Location
- Aberdare Road, Cessnock, New South Wales Australia
- Coordinates: 32°50′31.5″S 151°22′09″E﻿ / ﻿32.842083°S 151.36917°E

Information
- Type: Government-funded co-educational comprehensive secondary day school
- Motto: Age Quid Agas
- Established: 1938; 88 years ago
- School district: Cessnock; Regional North
- Educational authority: New South Wales Department of Education
- Principal: Peter Riley
- Teaching staff: 62.2 FTE (2024)
- Years: 7–12
- Enrolment: 627 (2024)
- Campus type: Regional
- Colours: Navy and gold
- Website: cessnock-h.schools.nsw.gov.au

= Cessnock High School =

Cessnock High School is a government-funded co-educational comprehensive secondary day school, located in Aberdare, in the Hunter Valley of New South Wales, Australia.
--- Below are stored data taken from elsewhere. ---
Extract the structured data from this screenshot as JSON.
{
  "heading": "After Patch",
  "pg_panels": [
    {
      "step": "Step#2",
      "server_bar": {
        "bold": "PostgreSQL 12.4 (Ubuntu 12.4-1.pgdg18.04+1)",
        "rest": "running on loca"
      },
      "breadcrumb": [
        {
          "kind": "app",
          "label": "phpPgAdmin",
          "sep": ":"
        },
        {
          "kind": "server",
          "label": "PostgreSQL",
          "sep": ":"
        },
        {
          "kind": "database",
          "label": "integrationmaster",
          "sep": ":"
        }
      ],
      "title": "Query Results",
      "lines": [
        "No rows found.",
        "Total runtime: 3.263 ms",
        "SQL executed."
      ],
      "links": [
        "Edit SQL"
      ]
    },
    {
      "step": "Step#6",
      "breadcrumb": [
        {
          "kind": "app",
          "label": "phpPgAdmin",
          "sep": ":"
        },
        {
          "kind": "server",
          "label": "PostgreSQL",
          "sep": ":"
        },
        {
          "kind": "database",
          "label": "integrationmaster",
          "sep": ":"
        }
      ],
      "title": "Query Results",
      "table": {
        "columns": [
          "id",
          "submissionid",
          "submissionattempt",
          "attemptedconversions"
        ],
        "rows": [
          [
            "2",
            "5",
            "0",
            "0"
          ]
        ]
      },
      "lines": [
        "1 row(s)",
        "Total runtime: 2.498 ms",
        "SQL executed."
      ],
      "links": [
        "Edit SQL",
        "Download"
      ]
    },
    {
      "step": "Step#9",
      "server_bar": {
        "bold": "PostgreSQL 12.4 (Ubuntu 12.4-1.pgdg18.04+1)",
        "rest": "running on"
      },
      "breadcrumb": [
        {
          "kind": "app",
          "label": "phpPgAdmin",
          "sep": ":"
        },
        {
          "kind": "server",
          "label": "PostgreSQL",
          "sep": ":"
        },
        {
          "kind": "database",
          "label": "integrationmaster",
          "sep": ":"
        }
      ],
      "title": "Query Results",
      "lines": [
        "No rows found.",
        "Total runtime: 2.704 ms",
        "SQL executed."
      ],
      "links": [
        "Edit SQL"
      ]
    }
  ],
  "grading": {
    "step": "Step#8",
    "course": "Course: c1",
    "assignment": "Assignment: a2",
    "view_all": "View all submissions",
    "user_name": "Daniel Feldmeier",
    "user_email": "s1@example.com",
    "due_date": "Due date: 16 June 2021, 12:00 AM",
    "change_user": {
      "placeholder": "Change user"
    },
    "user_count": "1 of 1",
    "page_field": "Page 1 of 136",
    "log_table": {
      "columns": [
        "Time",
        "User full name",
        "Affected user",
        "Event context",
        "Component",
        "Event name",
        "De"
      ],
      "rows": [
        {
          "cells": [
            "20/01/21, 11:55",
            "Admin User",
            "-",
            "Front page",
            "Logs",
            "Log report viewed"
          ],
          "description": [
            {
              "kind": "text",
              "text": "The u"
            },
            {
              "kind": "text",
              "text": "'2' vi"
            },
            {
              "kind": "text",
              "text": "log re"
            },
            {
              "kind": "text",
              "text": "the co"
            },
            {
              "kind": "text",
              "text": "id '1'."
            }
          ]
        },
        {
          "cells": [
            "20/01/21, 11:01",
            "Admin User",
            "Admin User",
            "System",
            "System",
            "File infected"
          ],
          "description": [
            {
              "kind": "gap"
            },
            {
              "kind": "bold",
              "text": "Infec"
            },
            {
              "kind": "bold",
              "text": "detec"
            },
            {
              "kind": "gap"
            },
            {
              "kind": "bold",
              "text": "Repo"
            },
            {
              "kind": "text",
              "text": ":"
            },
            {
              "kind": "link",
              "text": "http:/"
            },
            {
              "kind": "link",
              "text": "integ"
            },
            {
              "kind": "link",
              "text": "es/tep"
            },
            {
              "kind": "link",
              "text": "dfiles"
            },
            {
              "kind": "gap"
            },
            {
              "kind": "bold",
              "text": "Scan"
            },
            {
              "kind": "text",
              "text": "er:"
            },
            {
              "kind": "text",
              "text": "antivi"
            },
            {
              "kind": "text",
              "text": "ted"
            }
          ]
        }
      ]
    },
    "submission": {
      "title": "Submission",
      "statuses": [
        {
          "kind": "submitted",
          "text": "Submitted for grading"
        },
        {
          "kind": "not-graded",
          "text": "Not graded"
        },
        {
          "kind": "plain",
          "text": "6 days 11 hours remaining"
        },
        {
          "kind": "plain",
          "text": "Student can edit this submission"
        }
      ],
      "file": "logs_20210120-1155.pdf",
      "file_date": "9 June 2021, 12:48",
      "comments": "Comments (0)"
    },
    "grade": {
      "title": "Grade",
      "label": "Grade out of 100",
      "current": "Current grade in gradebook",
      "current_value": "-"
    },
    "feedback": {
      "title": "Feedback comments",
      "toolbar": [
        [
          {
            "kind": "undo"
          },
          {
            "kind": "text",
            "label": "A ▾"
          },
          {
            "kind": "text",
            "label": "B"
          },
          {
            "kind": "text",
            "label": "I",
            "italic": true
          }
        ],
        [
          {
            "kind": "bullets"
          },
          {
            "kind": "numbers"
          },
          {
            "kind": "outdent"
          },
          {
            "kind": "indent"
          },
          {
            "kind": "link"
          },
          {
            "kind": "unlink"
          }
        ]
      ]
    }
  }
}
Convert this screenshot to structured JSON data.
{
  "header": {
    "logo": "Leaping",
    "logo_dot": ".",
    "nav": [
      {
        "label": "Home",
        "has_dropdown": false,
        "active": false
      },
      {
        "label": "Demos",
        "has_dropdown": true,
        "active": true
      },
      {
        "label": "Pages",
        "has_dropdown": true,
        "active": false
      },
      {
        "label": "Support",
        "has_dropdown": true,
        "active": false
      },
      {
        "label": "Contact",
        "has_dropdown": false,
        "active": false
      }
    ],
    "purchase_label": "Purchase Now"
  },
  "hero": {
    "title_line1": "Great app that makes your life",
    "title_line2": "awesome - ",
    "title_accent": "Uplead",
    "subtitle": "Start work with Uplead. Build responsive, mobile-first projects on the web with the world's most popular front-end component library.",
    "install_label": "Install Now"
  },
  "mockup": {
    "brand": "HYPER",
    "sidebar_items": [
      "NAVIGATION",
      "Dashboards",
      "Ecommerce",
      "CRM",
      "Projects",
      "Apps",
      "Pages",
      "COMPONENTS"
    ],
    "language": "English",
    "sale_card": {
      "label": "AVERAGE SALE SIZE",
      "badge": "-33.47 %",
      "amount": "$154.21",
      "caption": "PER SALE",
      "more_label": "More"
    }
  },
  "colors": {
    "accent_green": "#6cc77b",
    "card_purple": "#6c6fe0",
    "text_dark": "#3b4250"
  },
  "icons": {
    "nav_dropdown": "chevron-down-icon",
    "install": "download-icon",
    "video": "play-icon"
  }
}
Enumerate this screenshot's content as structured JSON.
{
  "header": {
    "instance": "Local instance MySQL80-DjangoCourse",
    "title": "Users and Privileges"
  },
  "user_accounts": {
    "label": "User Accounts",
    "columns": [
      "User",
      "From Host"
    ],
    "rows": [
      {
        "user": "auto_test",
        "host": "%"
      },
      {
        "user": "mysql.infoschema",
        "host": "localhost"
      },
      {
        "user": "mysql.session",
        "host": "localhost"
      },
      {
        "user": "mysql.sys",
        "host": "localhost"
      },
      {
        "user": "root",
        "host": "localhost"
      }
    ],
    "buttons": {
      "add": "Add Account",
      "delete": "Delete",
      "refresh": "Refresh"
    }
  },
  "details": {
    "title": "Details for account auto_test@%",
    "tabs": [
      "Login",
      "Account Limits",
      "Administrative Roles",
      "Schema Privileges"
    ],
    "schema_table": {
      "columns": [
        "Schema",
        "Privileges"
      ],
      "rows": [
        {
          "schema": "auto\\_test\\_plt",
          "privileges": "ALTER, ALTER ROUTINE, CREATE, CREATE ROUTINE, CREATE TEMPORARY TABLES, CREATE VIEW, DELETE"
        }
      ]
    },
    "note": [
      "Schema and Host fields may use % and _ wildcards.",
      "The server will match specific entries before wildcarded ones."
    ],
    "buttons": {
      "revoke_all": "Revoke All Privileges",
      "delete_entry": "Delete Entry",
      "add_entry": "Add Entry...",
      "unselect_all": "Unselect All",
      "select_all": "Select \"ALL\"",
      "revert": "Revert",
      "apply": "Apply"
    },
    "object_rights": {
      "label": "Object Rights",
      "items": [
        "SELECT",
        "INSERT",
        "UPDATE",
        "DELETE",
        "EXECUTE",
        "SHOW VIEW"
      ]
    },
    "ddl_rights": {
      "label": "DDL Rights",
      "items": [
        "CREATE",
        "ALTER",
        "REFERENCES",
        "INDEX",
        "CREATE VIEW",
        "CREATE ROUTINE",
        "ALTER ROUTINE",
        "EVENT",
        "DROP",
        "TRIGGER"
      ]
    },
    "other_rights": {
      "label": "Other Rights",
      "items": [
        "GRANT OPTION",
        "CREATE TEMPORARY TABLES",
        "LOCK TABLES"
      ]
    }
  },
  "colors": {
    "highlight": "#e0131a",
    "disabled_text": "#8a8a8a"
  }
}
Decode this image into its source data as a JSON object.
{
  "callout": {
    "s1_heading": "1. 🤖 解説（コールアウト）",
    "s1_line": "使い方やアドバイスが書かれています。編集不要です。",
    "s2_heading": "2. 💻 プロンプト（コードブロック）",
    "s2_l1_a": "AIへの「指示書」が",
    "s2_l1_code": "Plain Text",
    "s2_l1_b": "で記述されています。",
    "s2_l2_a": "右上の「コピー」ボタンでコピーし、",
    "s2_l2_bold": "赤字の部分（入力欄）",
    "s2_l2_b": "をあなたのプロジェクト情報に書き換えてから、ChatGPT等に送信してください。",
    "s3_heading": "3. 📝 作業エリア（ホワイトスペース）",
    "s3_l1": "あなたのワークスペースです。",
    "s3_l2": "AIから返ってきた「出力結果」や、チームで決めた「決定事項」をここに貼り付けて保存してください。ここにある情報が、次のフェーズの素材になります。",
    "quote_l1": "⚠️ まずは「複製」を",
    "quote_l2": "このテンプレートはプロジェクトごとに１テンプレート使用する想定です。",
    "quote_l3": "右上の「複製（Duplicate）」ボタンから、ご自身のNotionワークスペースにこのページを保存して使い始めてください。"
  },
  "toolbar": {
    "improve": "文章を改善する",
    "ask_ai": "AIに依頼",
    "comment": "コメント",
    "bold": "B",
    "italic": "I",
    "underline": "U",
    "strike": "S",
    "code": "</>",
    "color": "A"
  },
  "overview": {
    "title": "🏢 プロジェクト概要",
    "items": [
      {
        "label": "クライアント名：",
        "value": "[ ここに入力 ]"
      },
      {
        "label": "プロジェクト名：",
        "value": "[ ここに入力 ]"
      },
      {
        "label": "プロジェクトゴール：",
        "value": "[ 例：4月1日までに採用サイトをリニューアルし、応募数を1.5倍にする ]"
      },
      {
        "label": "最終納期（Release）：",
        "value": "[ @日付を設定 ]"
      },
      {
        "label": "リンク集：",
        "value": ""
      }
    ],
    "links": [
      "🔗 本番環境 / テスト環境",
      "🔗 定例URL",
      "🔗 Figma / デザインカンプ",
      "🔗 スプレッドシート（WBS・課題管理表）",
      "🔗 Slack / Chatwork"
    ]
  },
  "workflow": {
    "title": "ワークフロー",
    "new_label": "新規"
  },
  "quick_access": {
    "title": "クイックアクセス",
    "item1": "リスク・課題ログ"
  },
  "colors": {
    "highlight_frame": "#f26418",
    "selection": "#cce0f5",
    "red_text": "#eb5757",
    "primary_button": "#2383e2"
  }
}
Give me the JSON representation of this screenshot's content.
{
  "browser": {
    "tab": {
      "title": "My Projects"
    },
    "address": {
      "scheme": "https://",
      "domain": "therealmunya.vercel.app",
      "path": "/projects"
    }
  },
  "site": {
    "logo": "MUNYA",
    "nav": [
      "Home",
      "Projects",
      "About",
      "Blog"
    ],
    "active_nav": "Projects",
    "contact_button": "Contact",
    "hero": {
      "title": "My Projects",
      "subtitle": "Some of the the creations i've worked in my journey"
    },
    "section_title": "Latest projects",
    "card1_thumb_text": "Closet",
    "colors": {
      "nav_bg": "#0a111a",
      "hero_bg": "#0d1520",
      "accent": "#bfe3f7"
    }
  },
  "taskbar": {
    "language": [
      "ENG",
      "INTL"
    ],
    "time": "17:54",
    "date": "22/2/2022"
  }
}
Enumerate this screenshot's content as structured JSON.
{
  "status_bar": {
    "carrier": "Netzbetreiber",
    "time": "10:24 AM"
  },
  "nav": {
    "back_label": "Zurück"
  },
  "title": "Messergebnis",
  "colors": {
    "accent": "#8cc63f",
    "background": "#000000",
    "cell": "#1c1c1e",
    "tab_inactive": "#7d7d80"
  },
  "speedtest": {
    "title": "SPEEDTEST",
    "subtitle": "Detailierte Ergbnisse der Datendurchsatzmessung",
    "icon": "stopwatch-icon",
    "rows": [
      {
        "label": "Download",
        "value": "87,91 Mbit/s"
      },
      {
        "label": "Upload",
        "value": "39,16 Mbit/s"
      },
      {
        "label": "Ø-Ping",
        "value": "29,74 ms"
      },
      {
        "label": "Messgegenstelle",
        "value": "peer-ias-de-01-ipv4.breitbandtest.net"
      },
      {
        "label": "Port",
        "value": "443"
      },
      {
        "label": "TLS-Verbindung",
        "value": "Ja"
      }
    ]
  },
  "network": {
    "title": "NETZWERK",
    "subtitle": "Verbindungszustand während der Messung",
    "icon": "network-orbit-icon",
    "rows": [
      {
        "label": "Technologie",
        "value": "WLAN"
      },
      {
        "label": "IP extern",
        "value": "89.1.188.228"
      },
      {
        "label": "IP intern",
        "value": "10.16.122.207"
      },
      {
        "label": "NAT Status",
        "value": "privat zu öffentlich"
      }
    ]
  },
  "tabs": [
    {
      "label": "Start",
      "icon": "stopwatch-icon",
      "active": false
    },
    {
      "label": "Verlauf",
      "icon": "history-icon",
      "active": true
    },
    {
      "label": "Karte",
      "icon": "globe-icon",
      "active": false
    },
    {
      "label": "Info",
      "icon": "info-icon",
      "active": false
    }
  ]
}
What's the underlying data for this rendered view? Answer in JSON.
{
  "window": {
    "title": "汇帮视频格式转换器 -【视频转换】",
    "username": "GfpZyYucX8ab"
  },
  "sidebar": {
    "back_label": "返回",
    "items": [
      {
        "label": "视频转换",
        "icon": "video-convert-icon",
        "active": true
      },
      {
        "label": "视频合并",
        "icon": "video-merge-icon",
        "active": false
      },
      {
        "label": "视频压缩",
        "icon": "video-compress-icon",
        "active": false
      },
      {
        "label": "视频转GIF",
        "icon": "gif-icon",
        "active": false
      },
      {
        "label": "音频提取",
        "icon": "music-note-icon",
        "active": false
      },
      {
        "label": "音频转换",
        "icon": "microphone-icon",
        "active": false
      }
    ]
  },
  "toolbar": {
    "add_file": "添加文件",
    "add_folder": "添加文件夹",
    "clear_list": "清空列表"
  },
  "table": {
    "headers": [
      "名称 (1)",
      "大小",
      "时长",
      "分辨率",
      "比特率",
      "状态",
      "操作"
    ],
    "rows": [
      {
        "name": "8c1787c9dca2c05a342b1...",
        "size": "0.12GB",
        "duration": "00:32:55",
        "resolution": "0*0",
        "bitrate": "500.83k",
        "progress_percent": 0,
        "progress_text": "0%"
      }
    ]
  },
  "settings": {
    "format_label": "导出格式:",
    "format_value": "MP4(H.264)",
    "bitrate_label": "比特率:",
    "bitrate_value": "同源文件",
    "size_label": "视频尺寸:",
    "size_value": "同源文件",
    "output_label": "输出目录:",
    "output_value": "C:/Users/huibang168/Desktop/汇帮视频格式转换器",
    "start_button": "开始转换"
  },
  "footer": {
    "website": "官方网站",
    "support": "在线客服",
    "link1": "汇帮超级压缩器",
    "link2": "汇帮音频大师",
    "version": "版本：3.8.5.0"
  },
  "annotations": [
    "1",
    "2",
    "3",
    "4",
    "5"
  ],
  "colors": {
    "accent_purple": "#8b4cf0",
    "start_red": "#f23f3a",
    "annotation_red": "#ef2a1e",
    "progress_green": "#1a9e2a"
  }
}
The school provides the NSW Higher School Certificate (HSC) in Year 12.

The school enrolled approximately 627 students in 2024, from Year 7 to Year 12, of whom 24 percent identified as Indigenous Australians and two percent were from a language background other than English. The school is operated by the NSW Department of Education; the relieving principal is Belinda Cooper.

The school is part of the Cessnock Community of Great Public Schools, a local management group consisting of 15 schools designed to improve learning, engagement and wellbeing in the region.

== History ==
The school originally opened in 1921 at the location of the current Cessnock Public School. The high school was moved to its current site, on Aberdare Road, in May 1938. Around the time of its relocation, it was the biggest school in the state, and one of the biggest schools in Australia. During World War II, slip trenches were dug out at the school.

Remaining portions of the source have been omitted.